Many physician groups, therefore, are supporting, at least in concept, Congress’ push for a permanent “doc fix”—making more than 10 percent of their pay hinge on the quality of efficiency of their services—not just the number patients and number of procedures they perform.
"Many primary care and specialty groups have been developing, and in some cases implementing, the kinds of payment reforms described above, in some cases in Medicare pilot projects and frequently in private insurance plans and state Medicaid programs,” wrote Brookings researchers Mark McClellan, Kavita Patel and Darshak Sanghavi. “As a result, these alternatives are gaining traction as a potential way out of the endless payment rate cuts and physician frustrations with the lack of support in fee-for-service payments for steps they would like to take to improve care and lower costs.”
What appears to be getting less attention—not only in the press but from hospitals and doctors themselves—is the change in Obamacare that will slow growth in Medicare payments to both hospitals and doctors in perpetuity.
If that law isn’t altered, it will make Medicare pay less than Medicaid by the end of the decade, according to the Congressional Budget Office.
Even so, the Medicare cuts that have already happened have pushed hospitals to keep patients healthier and out of the hospital—rather than pursuing higher and higher use of health care services.

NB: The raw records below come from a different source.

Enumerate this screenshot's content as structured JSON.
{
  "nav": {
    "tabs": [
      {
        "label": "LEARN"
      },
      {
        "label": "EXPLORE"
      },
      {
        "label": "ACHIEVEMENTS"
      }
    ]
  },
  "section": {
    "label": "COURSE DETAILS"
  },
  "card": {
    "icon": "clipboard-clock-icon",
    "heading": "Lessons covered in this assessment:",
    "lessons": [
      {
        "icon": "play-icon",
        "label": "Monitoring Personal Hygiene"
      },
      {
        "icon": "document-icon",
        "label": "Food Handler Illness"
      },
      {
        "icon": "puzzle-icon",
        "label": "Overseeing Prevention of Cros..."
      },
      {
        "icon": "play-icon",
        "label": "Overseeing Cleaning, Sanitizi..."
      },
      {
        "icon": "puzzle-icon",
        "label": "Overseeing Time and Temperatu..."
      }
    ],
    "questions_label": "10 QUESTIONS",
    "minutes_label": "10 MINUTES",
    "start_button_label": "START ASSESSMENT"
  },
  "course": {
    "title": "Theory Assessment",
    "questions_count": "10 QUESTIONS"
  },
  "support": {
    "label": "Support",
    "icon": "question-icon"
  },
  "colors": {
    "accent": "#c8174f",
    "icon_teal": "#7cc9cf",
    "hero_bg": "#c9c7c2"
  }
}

This shift has been slower among rural hospitals. That’s partly because taking on responsibility to manage the health of a group of patients is not easy work.
But it’s also because most rural hospitals—along with nursing homes in the state—have been able to tap a new source of federal revenue by acquiring the licenses of nursing homes, for which county-owned hospitals are eligible to obtain higher reimbursement payments from the federal government. It’s called the Wishard model.
Also, nursing homes are calling for another moratorium on new construction as a way to shore up their finances.
But finding ways to tap federal coffers or staving off new competition are only short-term measures. Eventually, rural hospitals and nursing homes will have to embrace the performance-based pay paradigm.
Congress appears ready to make sure of that.